Decreased Parasympathetic Tone
Consistent with an increased activity of the SNS, decreased activity of the parasympathetic nervous system can occur during CIDs.30 The SNS is switched on at the expense of the parasympathetic system, which is linked to reduced gastrointestinal activity, decreased nutrient uptake, and diminished glucose uptake into the liver. As in the case of other systemic events described, the program may have been evolutionarily conserved for transient inflammatory episodes but becomes unfavorable in CIDs because the antiinflammatory cholinergic pathway is not active.31
Table 2: Etiological Factors in CIDs
- Genetic susceptibility (gene polymorphisms, polygenic)
- Complex environmental priming (microbes, toxins, drugs, injuries, radiation, cultural background, and geography)
- Immune response (exaggerated and continuous immune response against harmless self or foreign antigen)
- Tissue destruction (continuous wound response without proper healing but fibrotic scarring)
- Systemic response (support of the immune and wound response by redirection of energy-rich fuels leading to unwanted disease sequelae)
Point 5 of this list becomes comprehensible in the context of a continuous energy allocation to the immune system.

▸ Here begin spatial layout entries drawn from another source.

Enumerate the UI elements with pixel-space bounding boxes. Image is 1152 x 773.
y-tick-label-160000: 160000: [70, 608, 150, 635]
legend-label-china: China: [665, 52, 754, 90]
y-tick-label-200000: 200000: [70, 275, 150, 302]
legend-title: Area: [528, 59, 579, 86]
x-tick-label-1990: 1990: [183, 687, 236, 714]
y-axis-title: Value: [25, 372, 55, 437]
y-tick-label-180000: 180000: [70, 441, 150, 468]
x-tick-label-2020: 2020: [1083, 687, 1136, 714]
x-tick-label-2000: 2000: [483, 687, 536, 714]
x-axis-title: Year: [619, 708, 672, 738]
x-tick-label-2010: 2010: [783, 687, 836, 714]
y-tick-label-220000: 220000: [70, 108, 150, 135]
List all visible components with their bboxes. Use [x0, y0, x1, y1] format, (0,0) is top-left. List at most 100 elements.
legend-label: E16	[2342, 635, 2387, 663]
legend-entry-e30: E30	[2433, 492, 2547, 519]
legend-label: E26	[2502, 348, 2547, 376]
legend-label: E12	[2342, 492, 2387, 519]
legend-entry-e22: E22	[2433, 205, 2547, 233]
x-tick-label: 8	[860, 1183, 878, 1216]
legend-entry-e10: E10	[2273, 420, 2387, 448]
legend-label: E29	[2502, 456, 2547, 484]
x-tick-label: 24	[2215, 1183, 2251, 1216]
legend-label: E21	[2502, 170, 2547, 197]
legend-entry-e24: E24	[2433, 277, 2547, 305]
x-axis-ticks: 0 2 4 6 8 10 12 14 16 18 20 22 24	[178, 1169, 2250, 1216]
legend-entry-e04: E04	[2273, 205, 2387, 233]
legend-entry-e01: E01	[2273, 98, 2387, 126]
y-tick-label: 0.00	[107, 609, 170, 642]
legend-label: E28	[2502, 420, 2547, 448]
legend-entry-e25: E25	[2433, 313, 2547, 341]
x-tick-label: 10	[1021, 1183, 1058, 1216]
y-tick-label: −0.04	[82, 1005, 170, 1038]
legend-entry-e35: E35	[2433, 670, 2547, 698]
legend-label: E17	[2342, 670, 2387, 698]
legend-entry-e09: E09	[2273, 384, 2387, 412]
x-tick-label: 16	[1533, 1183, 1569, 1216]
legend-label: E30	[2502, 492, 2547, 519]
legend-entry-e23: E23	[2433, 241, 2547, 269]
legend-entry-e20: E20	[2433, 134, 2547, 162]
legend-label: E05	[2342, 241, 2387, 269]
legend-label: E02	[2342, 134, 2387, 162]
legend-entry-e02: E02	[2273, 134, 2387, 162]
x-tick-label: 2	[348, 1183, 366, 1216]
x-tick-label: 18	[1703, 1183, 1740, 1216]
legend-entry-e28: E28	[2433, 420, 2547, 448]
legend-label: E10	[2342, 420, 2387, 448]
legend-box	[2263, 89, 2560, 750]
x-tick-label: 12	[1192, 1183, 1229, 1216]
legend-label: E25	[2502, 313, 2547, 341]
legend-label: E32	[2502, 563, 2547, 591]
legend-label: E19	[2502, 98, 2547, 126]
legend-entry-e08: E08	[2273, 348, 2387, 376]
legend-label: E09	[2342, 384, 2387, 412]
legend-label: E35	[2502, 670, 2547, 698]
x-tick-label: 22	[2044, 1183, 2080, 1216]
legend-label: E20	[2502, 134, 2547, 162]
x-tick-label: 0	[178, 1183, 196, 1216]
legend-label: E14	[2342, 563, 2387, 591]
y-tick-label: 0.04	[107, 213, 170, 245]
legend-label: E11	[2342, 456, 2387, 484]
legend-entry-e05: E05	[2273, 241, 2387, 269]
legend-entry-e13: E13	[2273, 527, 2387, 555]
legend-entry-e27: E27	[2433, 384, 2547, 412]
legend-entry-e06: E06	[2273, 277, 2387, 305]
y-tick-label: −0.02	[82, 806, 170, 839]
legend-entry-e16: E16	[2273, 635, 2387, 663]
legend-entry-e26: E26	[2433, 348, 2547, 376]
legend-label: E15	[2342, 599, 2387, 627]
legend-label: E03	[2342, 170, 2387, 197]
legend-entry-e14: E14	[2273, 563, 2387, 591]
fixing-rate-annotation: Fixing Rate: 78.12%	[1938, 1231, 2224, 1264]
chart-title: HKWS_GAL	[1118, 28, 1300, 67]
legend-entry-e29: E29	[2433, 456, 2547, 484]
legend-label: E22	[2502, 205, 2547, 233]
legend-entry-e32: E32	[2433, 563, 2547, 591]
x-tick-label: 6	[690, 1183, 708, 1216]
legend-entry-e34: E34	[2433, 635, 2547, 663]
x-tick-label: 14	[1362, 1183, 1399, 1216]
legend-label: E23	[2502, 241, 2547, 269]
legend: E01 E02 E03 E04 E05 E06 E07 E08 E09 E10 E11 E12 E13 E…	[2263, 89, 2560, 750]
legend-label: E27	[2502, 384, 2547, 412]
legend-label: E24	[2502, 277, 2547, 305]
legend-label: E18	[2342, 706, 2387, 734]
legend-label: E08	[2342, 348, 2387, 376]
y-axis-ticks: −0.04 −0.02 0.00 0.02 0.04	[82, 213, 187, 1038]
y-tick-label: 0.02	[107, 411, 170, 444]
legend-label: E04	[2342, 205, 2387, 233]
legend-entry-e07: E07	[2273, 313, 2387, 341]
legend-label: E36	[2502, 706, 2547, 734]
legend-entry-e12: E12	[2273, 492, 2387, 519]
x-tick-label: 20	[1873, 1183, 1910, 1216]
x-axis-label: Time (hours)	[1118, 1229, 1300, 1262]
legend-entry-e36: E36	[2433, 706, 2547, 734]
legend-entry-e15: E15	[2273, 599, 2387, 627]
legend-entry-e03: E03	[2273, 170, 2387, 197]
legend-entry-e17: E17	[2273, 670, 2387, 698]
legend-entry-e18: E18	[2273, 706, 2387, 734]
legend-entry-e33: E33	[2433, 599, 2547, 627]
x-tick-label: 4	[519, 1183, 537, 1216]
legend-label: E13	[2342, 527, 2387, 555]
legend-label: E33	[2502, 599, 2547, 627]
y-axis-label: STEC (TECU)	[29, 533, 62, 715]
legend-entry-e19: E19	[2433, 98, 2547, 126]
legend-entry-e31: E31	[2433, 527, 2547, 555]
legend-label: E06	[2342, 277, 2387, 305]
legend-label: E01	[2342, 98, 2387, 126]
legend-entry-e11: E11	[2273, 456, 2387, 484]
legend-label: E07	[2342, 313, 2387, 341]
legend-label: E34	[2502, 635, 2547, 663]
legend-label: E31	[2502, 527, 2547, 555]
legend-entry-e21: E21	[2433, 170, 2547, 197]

It is the hope of the author that this framework leads to new therapeutic developments for CIDs that focus on energy allocation to and energy expenditure by the activated immune system.
The following causes of anemia have been described in disease pathology: 1) allocation of iron to macrophages and other cells of the reticuloendothelial system stimulated by hepcidin; 2) reduced intestinal iron resorption initiated by hepcidin; 3) disturbed erythropoiesis due to proinflammatory cytokines and reduced half-life of erythrocytes (phagocytosis by macrophages); and 4) reduced influence of erythropoietin on erythropoiesis (little production or resistance). Circulating cytokines stimulate these pathophysiological elements.